Viet Anh Nguyen wins the 2018 George Nicholson Award

© 2018 EPFL

© 2018 EPFL

Viet Anh Nguyen, PhD student at the Risk Analytics and Optimization Chair, received the 2018 George Nicholson Student Paper award at the INFORMS annual meeting in Phoenix.

The George Nicholson Student Paper Competition, arguably the most prestigious student award in the operations research community, is held each year since 1975 to honor outstanding student papers in the field of operations research and the management sciences. Viet Anh is the first winner from a European university.
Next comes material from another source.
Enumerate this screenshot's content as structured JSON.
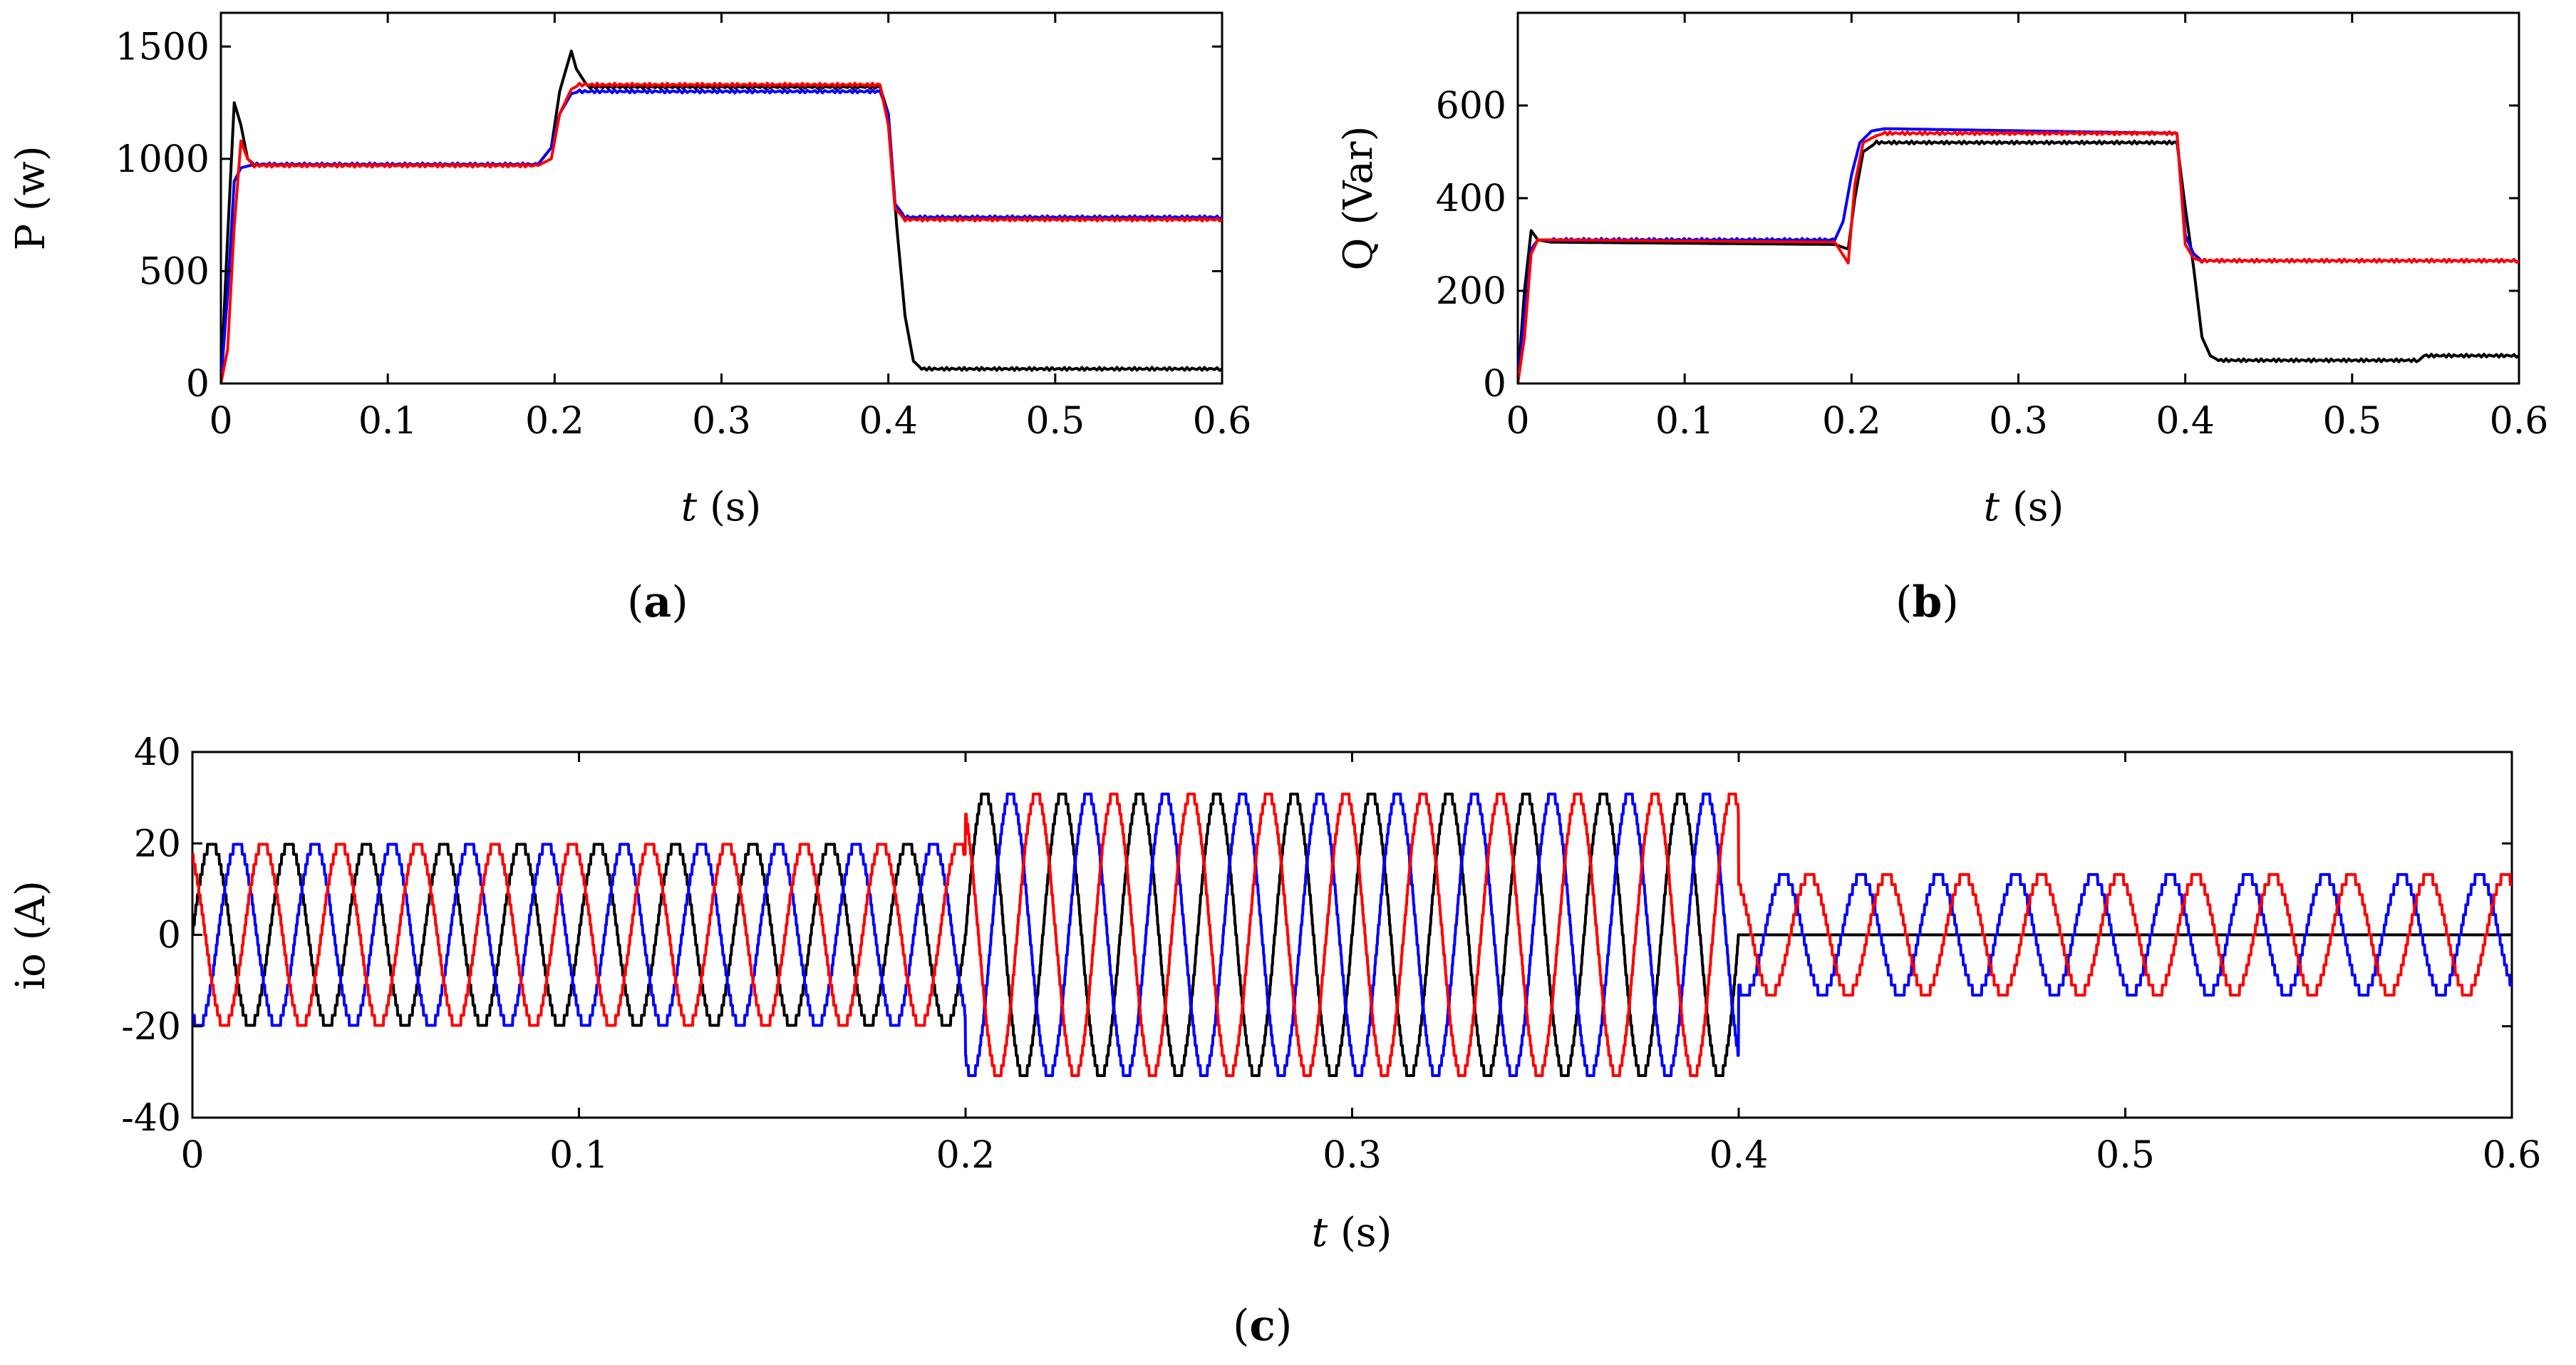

He received the Nicholson Award for his paper “Distributionally Robust Inverse Covariance Estimation: The Wasserstein Shrinkage Estimator.” The paper proposes a principled approach for estimating the precision matrix (i.e., the inverse covariance matrix) of a Gaussian random vector from independent samples by leveraging ideas from modern distributionally robust optimization. The idea is to solve a worst-case maximum likelihood estimation problem, where the worst case is evaluated across all Gaussian distributions within a prescribed Wasserstein distance from a Gaussian reference distribution characterized by the sample mean and the sample covariance matrix. The precision matrix is a key ingredient, for instance, for the optimal classification rule in linear discriminant analysis, the optimal investment portfolio in Markowitz’ celebrated mean-variance model or the optimal array vector of the beamforming problem in signal processing. Moreover, the optimal fingerprint method used to detect a multivariate climate change signal blurred by weather noise requires knowledge of the climate vector’s precision matrix. Viet Anh showed that his new estimator has many desirable theoretical properties and displays a similar performance as the graphical lasso approach (which requires solving a large semidefinite program) at the computational cost of a naive linear shrinkage estimator (which requires merely a spectral decomposition).